Halk arasında Muhammed-ül Emin diye çağrılması, hep haktan ve halktan yana olması ile birlikte kendisine verilen Emin künyesini en iyi taşıyıcı olarak özü ve sözü doğru olarak bilinirdi. İnsanlar kendi aralarındaki tartışmalı konularda ona danışır ve vermiş olduğu karara saygı duyarlardı.
Kâbe'nin yeniden inşası sırasında Hacer-ül Esvet’in yerine yerleştirilmesi hususunda kabileler arasında anlaşmazlık çıkmış, bu görevi hiçbir kabile diğerine bırakmak istememişti. Bunun üzerine kabileler Hz. Muhammed Mustafa efendimize danışmışlar. Peygamber efendimiz eşit bir şekilde kimsenin kalbini kırmadan, Hacer-ül-Esvet’i bir örtü içine koyarak bütün kabile reislerinin iştirakiyle kaldırmış, yerleştirileceği yerin hizasına gelince de bizzat kendisi bu görevi yerine getirmişti.

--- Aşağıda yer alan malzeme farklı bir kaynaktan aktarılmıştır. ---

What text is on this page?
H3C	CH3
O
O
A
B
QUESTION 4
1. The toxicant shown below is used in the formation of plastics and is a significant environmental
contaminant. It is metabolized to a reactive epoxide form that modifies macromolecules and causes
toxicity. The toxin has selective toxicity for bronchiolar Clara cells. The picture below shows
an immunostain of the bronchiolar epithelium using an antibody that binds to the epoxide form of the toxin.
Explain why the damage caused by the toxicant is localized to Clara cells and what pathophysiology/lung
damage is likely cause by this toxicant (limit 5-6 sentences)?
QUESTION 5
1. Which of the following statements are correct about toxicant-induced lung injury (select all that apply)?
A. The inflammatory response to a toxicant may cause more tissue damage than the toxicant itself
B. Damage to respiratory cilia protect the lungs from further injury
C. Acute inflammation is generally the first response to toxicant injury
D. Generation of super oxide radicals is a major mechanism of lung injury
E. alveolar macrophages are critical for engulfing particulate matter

Hz. Muhammed Mustafa İslam‘ın ilk dönemlerinde genelde tek başına ibadet ederdi. Putperestlik inancının ritüellerine ne kendisi katılır ne de velayet şahı imam Ali efendimiz katılırdı. Haşimi soyundan diğer kabilelere göre az da olsa Hanif din mensubu mevcuttu.
O, günlerde çok kurak bir mevsim yaşanıyordu, halk sıkça yağmur duasına çıkıyor ve her defasında emekleri boşa çıkıyordu. Yine bir gün halk yağmur duasından dönerken Kâbe’nin önünden geçmekte olan Hz. Ebu-Talip ile Hz. Muhammed-e rastladılar.
İçlerinden en yaşlıları Hz. Ebu-Talibi işaret ederek! Biz aslında yanlış kişilerle yağmur duasına çıkıyoruz dedi. Ebu Talip onların halini sordu ve selam verdi. Yaşlılardan biri Ebu-Talip Hazretlerinin ellerine yapışarak biliriz ki inancınız ceddiniz İbrahim’in inancıdır, bizler gibi puta tapmazsınız.
Kendi inancınız ile bir dua edin yağmur yağsın. Yoksa kıtlık kapıda deyip ricada bulunur.
Hz. Ebu-Talip, Hz. Muhammed-in ellerini tutar ve Kâbe’nin duvarına sırtını dayayıp bir dua eder ve Hz. Muhammed-e döner sen de dua et Ya Muhammed der.
Hz. Muhammed sağ elinin başparmağını gökyüzüne kaldırıp kızgınca yeryüzünü yakmakta olan Güneşi ikiye bölercesine bir işaretle duasını bitirip elini aşağı indirir.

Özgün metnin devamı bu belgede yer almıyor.